EÜ’nün ’Sakinleştirici Bebek Battaniyesi’ buluşu ’Faydalı Model’ olarak tescillendi

A
A
A
EÜ’nün ’Sakinleştirici Bebek Battaniyesi’ buluşu ’Faydalı Model’ olarak tescillendi

Ege Üniversitesi (EÜ) Hemşirelik Fakültesi Halk Sağlığı Hemşireliği Anabilim Dalı öğretim üyesi Doç. Dr. Renginar Öztürk Dönmez ve emekli öğretim üyesi Prof. Dr. Ayla Bayık Temel’in birlikte geliştirdikleri "Bebekler İçin Dört Mevsim Kullanılabilir Sakinleştirme Battaniyesi" başlıklı buluş, Türk Patent ve Marka Kurumu tarafından "Faydalı Model Tescili" aldı. Geliştirilen battaniye bebeklerin; ağlama problemini azaltma, daha uzun süre uyumasını ve kucakta rahat tutulmasını sağlama, vücut ısısını dengeleme ve güven duygusunu artırmayı hedefliyor.


Buluşu, Türk Patent ve Marka Kurumu tarafından faydalı model olarak tescillenen Doç. Dr. Renginar Öztürk Dönmez’i tebrik eden Rektör Prof. Dr. Necdet Budak, "Üniversitemiz akademisyenleri tarafından geliştirilen inovatif ürünler patente dönüşmeye devam ediyor. Hemşirelik Fakültesi öğretim üyemiz Doç. Dr. Renginar Öztürk Dönmez ve ekibi tarafından bebek bakımında işlevsellik sağlayan sakinleştirici battaniye, faydalı model olarak tescillendi. Hocalarımızı tebrik ediyor, başarılarının devamını diliyorum" dedi.


Buluşun amacını anlatan Halk Sağlığı Hemşireliği Anabilim Dalı öğretim üyesi Doç. Dr. Renginar Öztürk Dönmez, "Bu buluş, temel olarak bebeklerin sakinleşmesini sağlamak veya ağlamasını kontrol altında almak amacıyla bebekleri sarmalamayı sağlayan dört mevsim kullanılabilen bir battaniye ile ilgilidir. Çünkü bebekler, anne rahminde yaklaşık 9 ay 10 gün kadar sıkışık ve sıcak bir ortamda yaşar. Bu nedenle, bebekler dünyaya geldikten sonra, bu ortamın devam etmesini ister. Bu ortamın devam ettirilmesi, bebeklerin dünyaya uyum sürecini kolaylaştırır" dedi.



"Bebeklerin yaşama uyumunu kolaylaştıran battaniye"

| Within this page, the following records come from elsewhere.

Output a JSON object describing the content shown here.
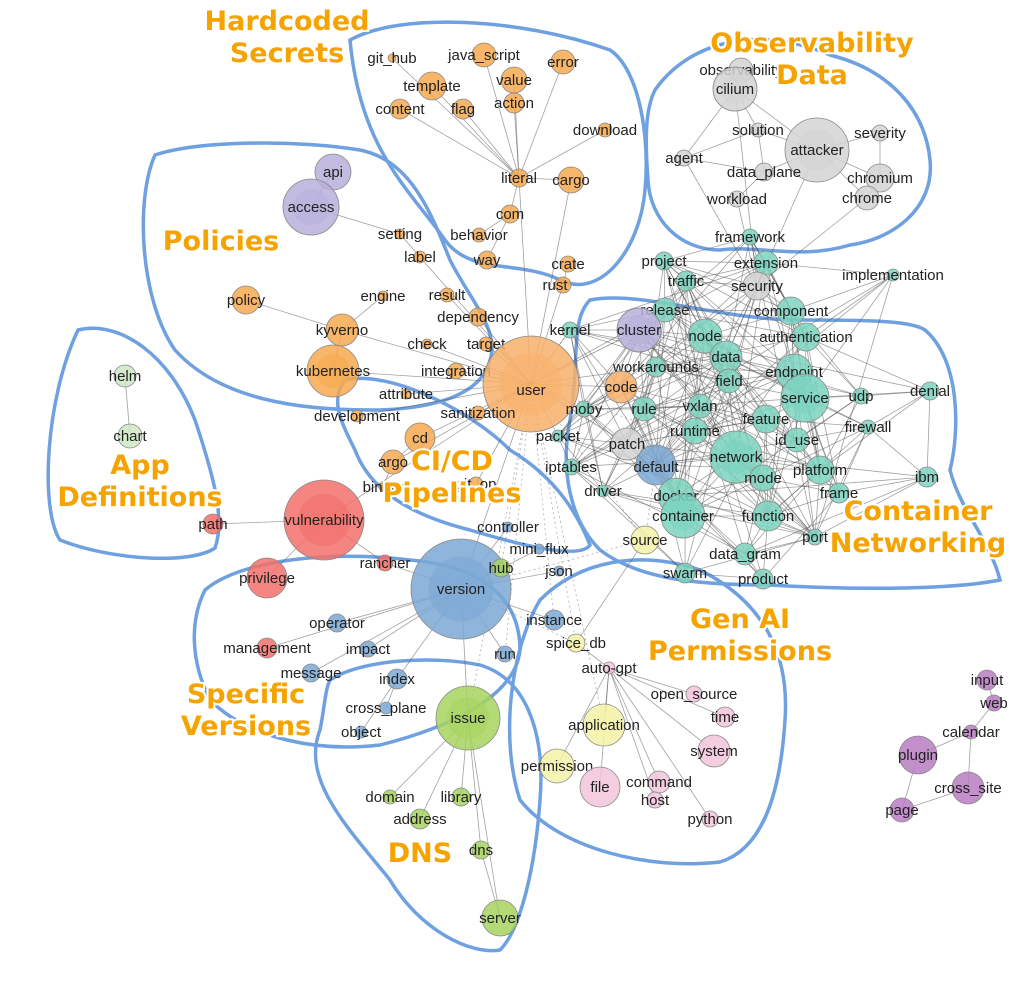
{
  "colors": {
    "secrets": "#f6a94f",
    "observability": "#d4d4d4",
    "networking": "#7cd3c0",
    "cicd": "#f6a94f",
    "policies": "#b8b0db",
    "appdef": "#cfe8c4",
    "vulnerability": "#f2706b",
    "versions": "#7ba8d4",
    "dns": "#a7d35f",
    "genai_yellow": "#f5f2a8",
    "genai_pink": "#f2c4dc",
    "plugin": "#b97cc3",
    "user": "#f8b06a",
    "boundary": "#6fa0e0",
    "title": "#f5a300"
  },
  "clusters": [
    {
      "title": "Hardcoded\nSecrets"
    },
    {
      "title": "Observability\nData"
    },
    {
      "title": "Policies"
    },
    {
      "title": "App\nDefinitions"
    },
    {
      "title": "CI/CD\nPipelines"
    },
    {
      "title": "Container\nNetworking"
    },
    {
      "title": "Specific\nVersions"
    },
    {
      "title": "Gen AI\nPermissions"
    },
    {
      "title": "DNS"
    }
  ],
  "nodes": [
    {
      "id": "git_hub",
      "label": "git_hub",
      "group": "secrets"
    },
    {
      "id": "java_script",
      "label": "java_script",
      "group": "secrets"
    },
    {
      "id": "error",
      "label": "error",
      "group": "secrets"
    },
    {
      "id": "template",
      "label": "template",
      "group": "secrets"
    },
    {
      "id": "value",
      "label": "value",
      "group": "secrets"
    },
    {
      "id": "content",
      "label": "content",
      "group": "secrets"
    },
    {
      "id": "flag",
      "label": "flag",
      "group": "secrets"
    },
    {
      "id": "action",
      "label": "action",
      "group": "secrets"
    },
    {
      "id": "download",
      "label": "download",
      "group": "secrets"
    },
    {
      "id": "literal",
      "label": "literal",
      "group": "secrets"
    },
    {
      "id": "cargo",
      "label": "cargo",
      "group": "secrets"
    },
    {
      "id": "com",
      "label": "com",
      "group": "secrets"
    },
    {
      "id": "behavior",
      "label": "behavior",
      "group": "secrets"
    },
    {
      "id": "way",
      "label": "way",
      "group": "secrets"
    },
    {
      "id": "crate",
      "label": "crate",
      "group": "secrets"
    },
    {
      "id": "rust",
      "label": "rust",
      "group": "secrets"
    },
    {
      "id": "observability",
      "label": "observability",
      "group": "observability"
    },
    {
      "id": "cilium",
      "label": "cilium",
      "group": "observability"
    },
    {
      "id": "solution",
      "label": "solution",
      "group": "observability"
    },
    {
      "id": "severity",
      "label": "severity",
      "group": "observability"
    },
    {
      "id": "attacker",
      "label": "attacker",
      "group": "observability"
    },
    {
      "id": "agent",
      "label": "agent",
      "group": "observability"
    },
    {
      "id": "data_plane",
      "label": "data_plane",
      "group": "observability"
    },
    {
      "id": "chromium",
      "label": "chromium",
      "group": "observability"
    },
    {
      "id": "workload",
      "label": "workload",
      "group": "observability"
    },
    {
      "id": "chrome",
      "label": "chrome",
      "group": "observability"
    },
    {
      "id": "api",
      "label": "api",
      "group": "policies"
    },
    {
      "id": "access",
      "label": "access",
      "group": "policies"
    },
    {
      "id": "setting",
      "label": "setting",
      "group": "cicd"
    },
    {
      "id": "label",
      "label": "label",
      "group": "cicd"
    },
    {
      "id": "policy",
      "label": "policy",
      "group": "cicd"
    },
    {
      "id": "engine",
      "label": "engine",
      "group": "cicd"
    },
    {
      "id": "result",
      "label": "result",
      "group": "cicd"
    },
    {
      "id": "dependency",
      "label": "dependency",
      "group": "cicd"
    },
    {
      "id": "kyverno",
      "label": "kyverno",
      "group": "cicd"
    },
    {
      "id": "check",
      "label": "check",
      "group": "cicd"
    },
    {
      "id": "target",
      "label": "target",
      "group": "cicd"
    },
    {
      "id": "kubernetes",
      "label": "kubernetes",
      "group": "cicd"
    },
    {
      "id": "integration",
      "label": "integration",
      "group": "cicd"
    },
    {
      "id": "user",
      "label": "user",
      "group": "user"
    },
    {
      "id": "attribute",
      "label": "attribute",
      "group": "cicd"
    },
    {
      "id": "development",
      "label": "development",
      "group": "cicd"
    },
    {
      "id": "sanitization",
      "label": "sanitization",
      "group": "cicd"
    },
    {
      "id": "cd",
      "label": "cd",
      "group": "cicd"
    },
    {
      "id": "argo",
      "label": "argo",
      "group": "cicd"
    },
    {
      "id": "binary",
      "label": "binary",
      "group": "cicd"
    },
    {
      "id": "git_op",
      "label": "git_op",
      "group": "cicd"
    },
    {
      "id": "helm",
      "label": "helm",
      "group": "appdef"
    },
    {
      "id": "chart",
      "label": "chart",
      "group": "appdef"
    },
    {
      "id": "path",
      "label": "path",
      "group": "vulnerability"
    },
    {
      "id": "vulnerability",
      "label": "vulnerability",
      "group": "vulnerability"
    },
    {
      "id": "privilege",
      "label": "privilege",
      "group": "vulnerability"
    },
    {
      "id": "rancher",
      "label": "rancher",
      "group": "vulnerability"
    },
    {
      "id": "management",
      "label": "management",
      "group": "vulnerability"
    },
    {
      "id": "version",
      "label": "version",
      "group": "versions"
    },
    {
      "id": "operator",
      "label": "operator",
      "group": "versions"
    },
    {
      "id": "impact",
      "label": "impact",
      "group": "versions"
    },
    {
      "id": "message",
      "label": "message",
      "group": "versions"
    },
    {
      "id": "index",
      "label": "index",
      "group": "versions"
    },
    {
      "id": "cross_plane",
      "label": "cross_plane",
      "group": "versions"
    },
    {
      "id": "object",
      "label": "object",
      "group": "versions"
    },
    {
      "id": "controller",
      "label": "controller",
      "group": "versions"
    },
    {
      "id": "mini_flux",
      "label": "mini_flux",
      "group": "versions"
    },
    {
      "id": "hub",
      "label": "hub",
      "group": "dns"
    },
    {
      "id": "json",
      "label": "json",
      "group": "versions"
    },
    {
      "id": "instance",
      "label": "instance",
      "group": "versions"
    },
    {
      "id": "run",
      "label": "run",
      "group": "versions"
    },
    {
      "id": "issue",
      "label": "issue",
      "group": "dns"
    },
    {
      "id": "domain",
      "label": "domain",
      "group": "dns"
    },
    {
      "id": "library",
      "label": "library",
      "group": "dns"
    },
    {
      "id": "address",
      "label": "address",
      "group": "dns"
    },
    {
      "id": "dns",
      "label": "dns",
      "group": "dns"
    },
    {
      "id": "server",
      "label": "server",
      "group": "dns"
    },
    {
      "id": "source",
      "label": "source",
      "group": "genai_yellow"
    },
    {
      "id": "spice_db",
      "label": "spice_db",
      "group": "genai_yellow"
    },
    {
      "id": "auto_gpt",
      "label": "auto-gpt",
      "group": "genai_pink"
    },
    {
      "id": "open_source",
      "label": "open_source",
      "group": "genai_pink"
    },
    {
      "id": "application",
      "label": "application",
      "group": "genai_yellow"
    },
    {
      "id": "time",
      "label": "time",
      "group": "genai_pink"
    },
    {
      "id": "system",
      "label": "system",
      "group": "genai_pink"
    },
    {
      "id": "permission",
      "label": "permission",
      "group": "genai_yellow"
    },
    {
      "id": "file",
      "label": "file",
      "group": "genai_pink"
    },
    {
      "id": "command",
      "label": "command",
      "group": "genai_pink"
    },
    {
      "id": "host",
      "label": "host",
      "group": "genai_pink"
    },
    {
      "id": "python",
      "label": "python",
      "group": "genai_pink"
    },
    {
      "id": "project",
      "label": "project",
      "group": "networking"
    },
    {
      "id": "framework",
      "label": "framework",
      "group": "networking"
    },
    {
      "id": "traffic",
      "label": "traffic",
      "group": "networking"
    },
    {
      "id": "extension",
      "label": "extension",
      "group": "networking"
    },
    {
      "id": "security",
      "label": "security",
      "group": "observability"
    },
    {
      "id": "implementation",
      "label": "implementation",
      "group": "networking"
    },
    {
      "id": "release",
      "label": "release",
      "group": "networking"
    },
    {
      "id": "component",
      "label": "component",
      "group": "networking"
    },
    {
      "id": "cluster",
      "label": "cluster",
      "group": "policies"
    },
    {
      "id": "kernel",
      "label": "kernel",
      "group": "networking"
    },
    {
      "id": "node",
      "label": "node",
      "group": "networking"
    },
    {
      "id": "authentication",
      "label": "authentication",
      "group": "networking"
    },
    {
      "id": "data",
      "label": "data",
      "group": "networking"
    },
    {
      "id": "workarounds",
      "label": "workarounds",
      "group": "networking"
    },
    {
      "id": "endpoint",
      "label": "endpoint",
      "group": "networking"
    },
    {
      "id": "code",
      "label": "code",
      "group": "user"
    },
    {
      "id": "field",
      "label": "field",
      "group": "networking"
    },
    {
      "id": "denial",
      "label": "denial",
      "group": "networking"
    },
    {
      "id": "service",
      "label": "service",
      "group": "networking"
    },
    {
      "id": "udp",
      "label": "udp",
      "group": "networking"
    },
    {
      "id": "moby",
      "label": "moby",
      "group": "networking"
    },
    {
      "id": "rule",
      "label": "rule",
      "group": "networking"
    },
    {
      "id": "vxlan",
      "label": "vxlan",
      "group": "networking"
    },
    {
      "id": "feature",
      "label": "feature",
      "group": "networking"
    },
    {
      "id": "packet",
      "label": "packet",
      "group": "networking"
    },
    {
      "id": "firewall",
      "label": "firewall",
      "group": "networking"
    },
    {
      "id": "runtime",
      "label": "runtime",
      "group": "networking"
    },
    {
      "id": "id_use",
      "label": "id_use",
      "group": "networking"
    },
    {
      "id": "patch",
      "label": "patch",
      "group": "observability"
    },
    {
      "id": "network",
      "label": "network",
      "group": "networking"
    },
    {
      "id": "iptables",
      "label": "iptables",
      "group": "networking"
    },
    {
      "id": "default",
      "label": "default",
      "group": "versions"
    },
    {
      "id": "platform",
      "label": "platform",
      "group": "networking"
    },
    {
      "id": "mode",
      "label": "mode",
      "group": "networking"
    },
    {
      "id": "ibm",
      "label": "ibm",
      "group": "networking"
    },
    {
      "id": "driver",
      "label": "driver",
      "group": "networking"
    },
    {
      "id": "docker",
      "label": "docker",
      "group": "networking"
    },
    {
      "id": "frame",
      "label": "frame",
      "group": "networking"
    },
    {
      "id": "container",
      "label": "container",
      "group": "networking"
    },
    {
      "id": "function",
      "label": "function",
      "group": "networking"
    },
    {
      "id": "port",
      "label": "port",
      "group": "networking"
    },
    {
      "id": "data_gram",
      "label": "data_gram",
      "group": "networking"
    },
    {
      "id": "swarm",
      "label": "swarm",
      "group": "networking"
    },
    {
      "id": "product",
      "label": "product",
      "group": "networking"
    },
    {
      "id": "input",
      "label": "input",
      "group": "plugin"
    },
    {
      "id": "web",
      "label": "web",
      "group": "plugin"
    },
    {
      "id": "calendar",
      "label": "calendar",
      "group": "plugin"
    },
    {
      "id": "plugin",
      "label": "plugin",
      "group": "plugin"
    },
    {
      "id": "cross_site",
      "label": "cross_site",
      "group": "plugin"
    },
    {
      "id": "page",
      "label": "page",
      "group": "plugin"
    }
  ]
}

Sakinleştirme battaniyesi hakkında bilgi veren Doç. Dr. Renginar Öztürk Dönmez, "Bebeğin bacaklarını rahat hareket edebilecek şekilde içine alan ve bu sayede kalçaya baskı yapılmasını önleyen, torba biçimindeki yapıya sahip, bebeklerde termoregülasyonu düzenleyerek hipotermi riskini azaltan, dört mevsim kullanılabilecek yapıda bir bebek battaniyesi üretmeyi amaçladık. Bebeğin sakinleşmesi, ağlamasının kontrol edilmesi ve daha uzun süre uyuması için kolların sarmalanması esastır. Buluşumuz; bir yönü tüylendirilmiş, diğer yönü pürüzsüz olan, iki yönlü kullanıma sahip viskon bambu iplikten imal edilmiş bir bebek battaniyesi özelliği taşıyor. Sağ ve sol elini baskın olarak kullanan kişiler için; battaniyenin her iki kanadı da uçlara doğru daralıyor. Bebeği kundaklandığında rahatsız etmeyecek, hafif kumaştan imal edilen, kumaş kenarları dikişsiz olan bir bebek battaniyesi tasarladık" diye konuştu.



"0-6 ay bebeklerde kullanılabilir"


Doç. Dr. Dönmez, "Bu buluş, bebek ürünleri içinde temel gereçlerden biridir. Ürünün üretimi ve sanayileşmesi kolaylıkla mümkündür. 0-6 ay arası bebeği olan tüm anne ve babalar tarafından tercih edilebilir. Battaniyemiz; çocuk hastaneleri, doğum evleri, kreş ve yurtlarda da kullanılabilir" diye konuştu.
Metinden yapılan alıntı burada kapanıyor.